Large API responses often contain the value you need several levels below the root object. Scrolling through formatted JSON works for one field, but it breaks down when you need every order ID, every user email, or the same nested property across a list of records.

When to use this

  • An API response contains nested user, order, product, or event data and you need one field quickly.
  • A QA report needs a repeatable JSONPath expression instead of a screenshot of a large payload.
  • A spreadsheet or ticket needs only selected fields from a larger response.
  • You want to verify a JSONPath expression before adding it to monitoring, tests, or documentation.

Steps

  1. Step 1

    Format or validate the response first

    Start with valid JSON. If the response is minified or hard to read, use JSON Formatter or JSON Validator before testing expressions.

  2. Step 2

    Paste the JSON response

    Copy the response body from DevTools, curl, an API client, or logs and paste it into JSONPath Tester. Redact tokens and user identifiers if the output will be shared.

  3. Step 3

    Write a focused JSONPath expression

    Use paths such as $.user.email, $.orders[*].id, or $..status to target one field, every array item, or a recursively nested property.

  4. Step 4

    Review matches and paths together

    Check both the extracted values and their source paths. The path tells you whether the expression matched the intended object or a similarly named field elsewhere.

  5. Step 5

    Move the extracted values into the next tool

    Copy the focused result into JSON to CSV when the values need spreadsheet review, or keep the expression with your debugging notes for repeatable checks.

Example

Extract a user email and order IDs from an API response

Input

{
  "user": { "id": 42, "email": "dev@example.com" },
  "orders": [
    { "id": "ord_1001", "total": 49.5 },
    { "id": "ord_1002", "total": 19.0 }
  ]
}

Output

$.user.email -> dev@example.com
$.orders[*].id -> ord_1001, ord_1002
Matched paths: $.user.email, $.orders[0].id, $.orders[1].id

Common mistakes

Skipping JSON validation

A broken comma or quote can make a valid-looking expression appear wrong. Validate the payload before changing the JSONPath expression.

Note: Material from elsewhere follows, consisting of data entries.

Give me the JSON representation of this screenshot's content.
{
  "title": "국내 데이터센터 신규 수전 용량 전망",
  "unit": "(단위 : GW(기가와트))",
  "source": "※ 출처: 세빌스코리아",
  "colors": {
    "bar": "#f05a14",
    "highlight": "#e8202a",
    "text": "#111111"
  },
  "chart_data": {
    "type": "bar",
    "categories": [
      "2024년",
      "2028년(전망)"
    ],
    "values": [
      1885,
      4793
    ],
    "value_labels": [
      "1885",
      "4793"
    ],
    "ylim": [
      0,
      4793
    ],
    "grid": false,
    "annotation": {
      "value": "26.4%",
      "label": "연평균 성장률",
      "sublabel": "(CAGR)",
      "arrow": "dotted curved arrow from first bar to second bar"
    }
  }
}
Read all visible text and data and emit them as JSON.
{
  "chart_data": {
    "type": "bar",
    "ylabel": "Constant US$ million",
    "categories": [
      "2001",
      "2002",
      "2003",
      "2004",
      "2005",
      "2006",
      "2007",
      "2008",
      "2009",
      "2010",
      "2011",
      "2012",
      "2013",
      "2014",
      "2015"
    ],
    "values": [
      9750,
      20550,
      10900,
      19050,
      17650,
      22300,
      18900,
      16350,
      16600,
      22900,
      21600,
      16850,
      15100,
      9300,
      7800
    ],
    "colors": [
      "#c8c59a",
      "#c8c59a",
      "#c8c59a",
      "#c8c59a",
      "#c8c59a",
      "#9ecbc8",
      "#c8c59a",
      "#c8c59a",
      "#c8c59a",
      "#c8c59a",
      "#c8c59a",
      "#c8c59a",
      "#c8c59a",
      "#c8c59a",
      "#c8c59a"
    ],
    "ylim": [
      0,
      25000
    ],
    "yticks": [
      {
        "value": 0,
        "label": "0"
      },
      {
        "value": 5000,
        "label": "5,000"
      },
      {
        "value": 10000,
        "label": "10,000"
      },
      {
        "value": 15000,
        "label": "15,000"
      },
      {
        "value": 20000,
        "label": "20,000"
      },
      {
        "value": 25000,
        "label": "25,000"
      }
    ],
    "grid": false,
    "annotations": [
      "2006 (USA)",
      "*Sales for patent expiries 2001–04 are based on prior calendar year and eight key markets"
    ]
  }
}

Using a broad recursive selector too early

Expressions such as $..id can match user IDs, order IDs, and unrelated identifiers. Start with a specific path, then broaden it only when needed.

Copying sensitive values into shared notes

The extraction runs in the browser, but copied output can still expose emails, tokens, or account IDs. Redact before pasting results into tickets.

FAQ

What is JSONPath useful for?

JSONPath is useful when you need to select fields from nested JSON without writing a one-off script. It is especially helpful for API responses, logs, fixtures, and test data.

Can JSONPath extract values from arrays?

Yes. Use an index such as $.orders[0].id for one item, or a wildcard such as $.orders[*].id when you need the same field from every item.

Should I use JSONPath before or after formatting JSON?

Use JSON Formatter or JSON Validator first when the response is minified or may be invalid. Then use JSONPath Tester to extract the exact fields you need.